Gay, firme partidario de avalar el texto estatutario aprobado en 2006, mostrará su discrepancia con la parte de la sentencia referida al preámbulo del Estatut, en la que se dice que los términos las referencias 'Catalunya como nación' y a 'la realidad nacional de Catalunya' que figuran en el mismo carecen de eficacia jurídica interpretativa y se alude a la indisoluble unidad de España.

El texto cuenta con 881 páginas

La sentencia se votó por bloques.
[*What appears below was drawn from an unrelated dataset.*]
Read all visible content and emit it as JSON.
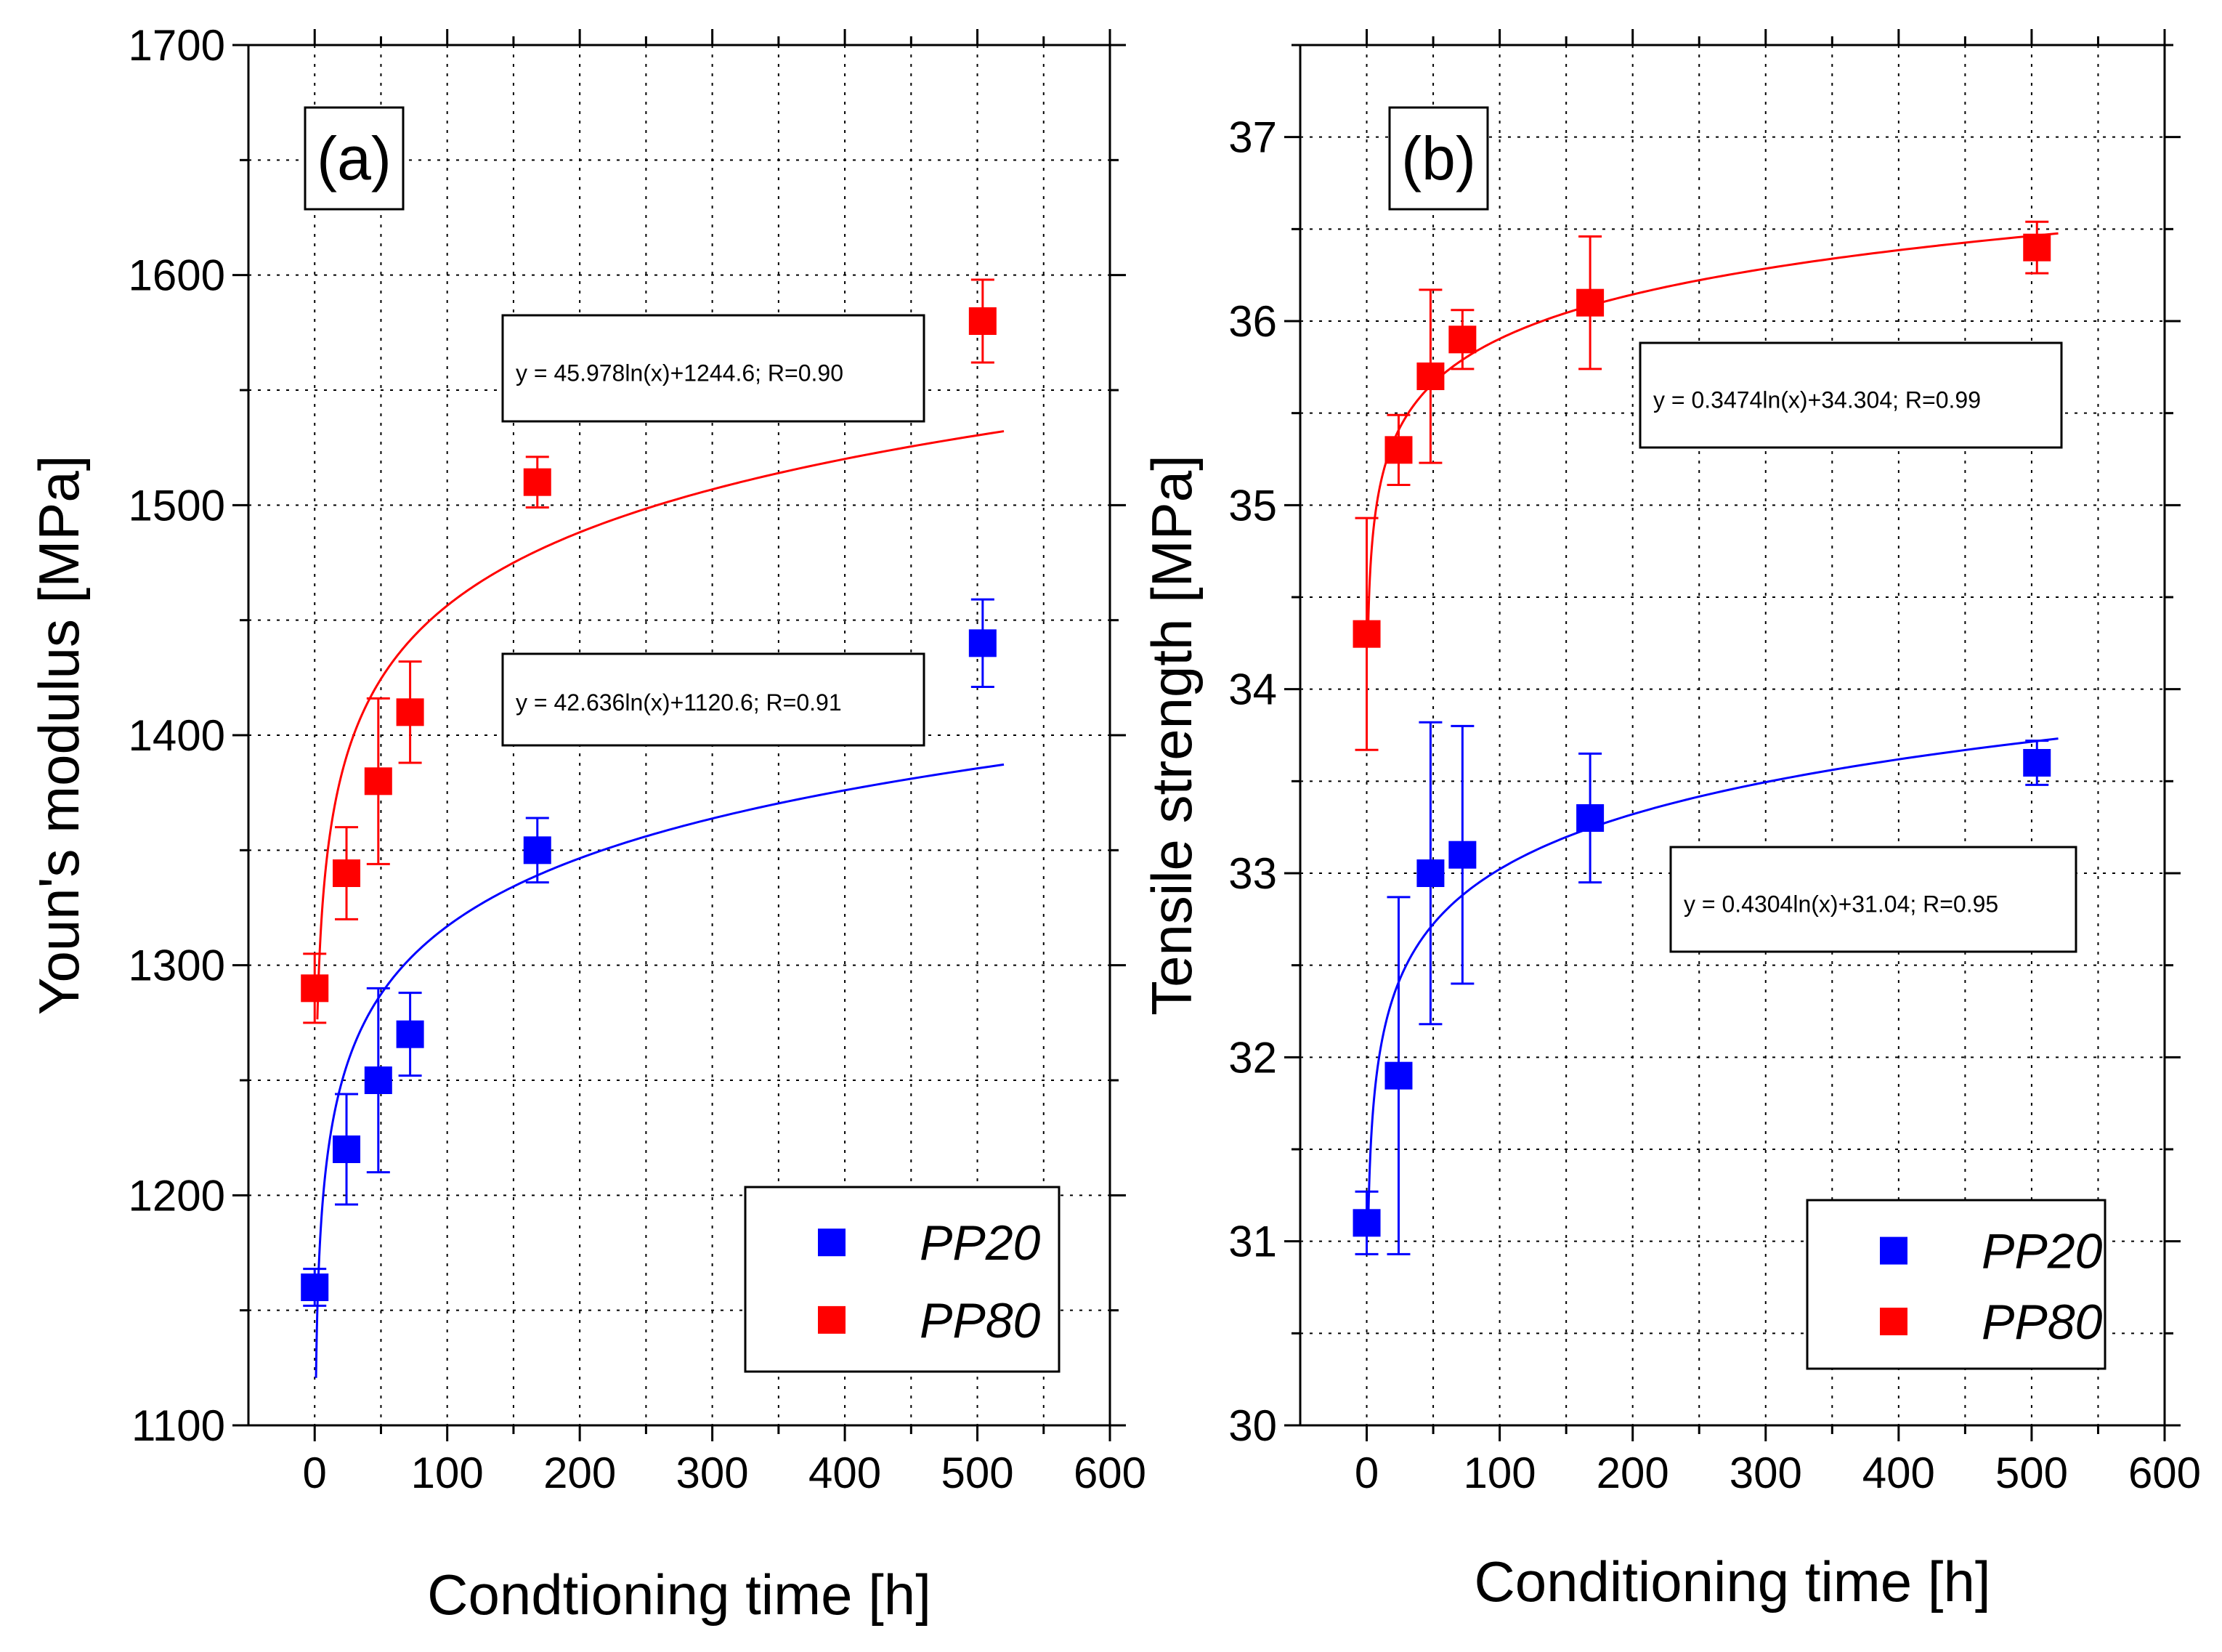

En casi todos se logró una mayoría de 6 a 4, formada por magistrados diferentes en cada caso, mientras que la declaración de inconstitucionalidad de los 14 artículos logró un respaldo de 8 a 2. 

Finalmente, la resolución aprobada salva, a través de las interpretaciones, los símbolos nacionales que garantiza el artículo 8. En cambio, como se preveía, declara inconstitucional el uso 'preferente' que el Estatut daba al catalán sobre el castellano y el 'carácter exclusivo' del Síndic de Greuges (Defensor del Pueblo) para supervisar la actividad de la Generalitat y de sus organismos.

En el caso del idioma, no pone problema a que el catalán sea la lengua 'vehicular' en la enseñanza.

Uno de los brazos de las anulaciones lo constituye prácticamente todo lo relativo al Consell de Justícia de Catalunya, al que el Estatut consideraba órgano 'desconcentrado' del Consejo General del Poder Judicial.

Además del apartado relativo a la Justicia, el alto tribunal también limita las competencias que se autoconcedía la Generalitat en materia económica de forma compartida con el Estado español, como ocurría con las cajas de ahorros.